Even though I have an electrical engineering degree, I have not designed a circuit since leaving MIT. Yet my brain is wired like an engineer’s. I look at the world through a problem-solving lens that was crafted at MIT. I did not have a career in finance, but that background of business and finance that I got as a student at the Sloan School allows me to become an entrepreneur and, in my role in government, to look at a budget and understand the flow of money.
Why is building and leading communities important to you?
Personally I found it very rewarding, and I know it’s a cliché, but you are either a part of improving your community or you are standing on the sidelines. When there is a group of like-minded folks and I think I can make a difference, I want to be part of it. It is a passion that I see among many of my fellow MIT alums.

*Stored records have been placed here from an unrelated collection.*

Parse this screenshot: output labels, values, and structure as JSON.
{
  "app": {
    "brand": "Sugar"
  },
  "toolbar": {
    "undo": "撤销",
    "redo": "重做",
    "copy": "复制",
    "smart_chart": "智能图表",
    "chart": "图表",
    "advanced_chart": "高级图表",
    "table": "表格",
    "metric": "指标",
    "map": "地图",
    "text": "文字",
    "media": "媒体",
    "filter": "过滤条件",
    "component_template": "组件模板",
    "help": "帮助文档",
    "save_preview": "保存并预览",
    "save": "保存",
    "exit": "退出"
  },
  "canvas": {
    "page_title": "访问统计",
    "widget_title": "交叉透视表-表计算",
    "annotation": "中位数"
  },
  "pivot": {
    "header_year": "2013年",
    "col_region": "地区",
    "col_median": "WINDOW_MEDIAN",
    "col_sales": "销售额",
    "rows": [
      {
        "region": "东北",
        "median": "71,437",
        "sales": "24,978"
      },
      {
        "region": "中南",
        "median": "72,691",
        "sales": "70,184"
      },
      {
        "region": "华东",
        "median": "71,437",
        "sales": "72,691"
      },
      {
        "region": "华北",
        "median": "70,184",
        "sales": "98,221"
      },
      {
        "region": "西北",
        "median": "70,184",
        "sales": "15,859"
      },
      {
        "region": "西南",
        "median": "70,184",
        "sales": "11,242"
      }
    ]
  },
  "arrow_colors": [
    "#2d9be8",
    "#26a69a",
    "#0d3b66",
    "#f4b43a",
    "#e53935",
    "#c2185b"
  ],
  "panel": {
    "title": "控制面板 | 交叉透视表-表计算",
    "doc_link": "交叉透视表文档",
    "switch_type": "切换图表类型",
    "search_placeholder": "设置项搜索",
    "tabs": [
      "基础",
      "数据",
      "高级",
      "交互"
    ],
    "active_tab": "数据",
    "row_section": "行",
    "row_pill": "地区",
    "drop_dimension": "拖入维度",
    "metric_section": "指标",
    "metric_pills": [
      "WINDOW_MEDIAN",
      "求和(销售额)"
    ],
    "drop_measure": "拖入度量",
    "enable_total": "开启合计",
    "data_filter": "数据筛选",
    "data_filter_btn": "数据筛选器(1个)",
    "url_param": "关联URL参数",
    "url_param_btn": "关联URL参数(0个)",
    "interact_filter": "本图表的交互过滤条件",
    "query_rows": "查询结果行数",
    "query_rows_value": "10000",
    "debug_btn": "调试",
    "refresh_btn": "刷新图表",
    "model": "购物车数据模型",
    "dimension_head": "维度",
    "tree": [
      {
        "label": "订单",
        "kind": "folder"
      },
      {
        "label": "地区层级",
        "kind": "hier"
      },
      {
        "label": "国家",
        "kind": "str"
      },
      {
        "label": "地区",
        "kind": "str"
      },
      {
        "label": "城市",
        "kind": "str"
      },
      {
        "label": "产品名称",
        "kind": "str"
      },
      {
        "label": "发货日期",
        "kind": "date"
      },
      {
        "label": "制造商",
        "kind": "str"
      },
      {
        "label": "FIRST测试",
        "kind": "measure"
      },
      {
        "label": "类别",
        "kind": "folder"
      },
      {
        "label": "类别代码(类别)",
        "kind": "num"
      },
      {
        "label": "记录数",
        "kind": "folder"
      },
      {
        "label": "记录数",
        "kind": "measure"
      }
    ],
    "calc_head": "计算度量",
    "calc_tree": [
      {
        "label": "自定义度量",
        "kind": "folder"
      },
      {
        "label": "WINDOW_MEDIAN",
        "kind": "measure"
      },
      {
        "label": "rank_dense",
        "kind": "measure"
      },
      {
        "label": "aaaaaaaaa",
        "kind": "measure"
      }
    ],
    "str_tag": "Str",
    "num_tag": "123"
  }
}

I also have a strong passion for seeing more scientists, engineers, and technical people in politics, especially in elected office. I’d love to see more MIT alumni get involved.
How will your work cochairing the board’s Ad Hoc Committee on Data Analysis inform your year as president?
The focus is to look at what data the Association is gathering on alums and how to best utilize that. There are many volunteers in the MIT alumni community who feel like they could do more if they had better data. Let’s say you’re the leader of the Club of Chicago, and you have an event with an MIT professor coming to talk about climate change. You want to be able to promote that more [effectively] than just a blast e-mail to all alums in the area. If you know who has a passion for this topic, you can direct that marketing in a different way. We are analyzing our current capacity and looking at how we can improve.
Where will we find you when you are not on campus?
I love Toscanini’s ice cream—you can find me there whenever I’m in Cambridge.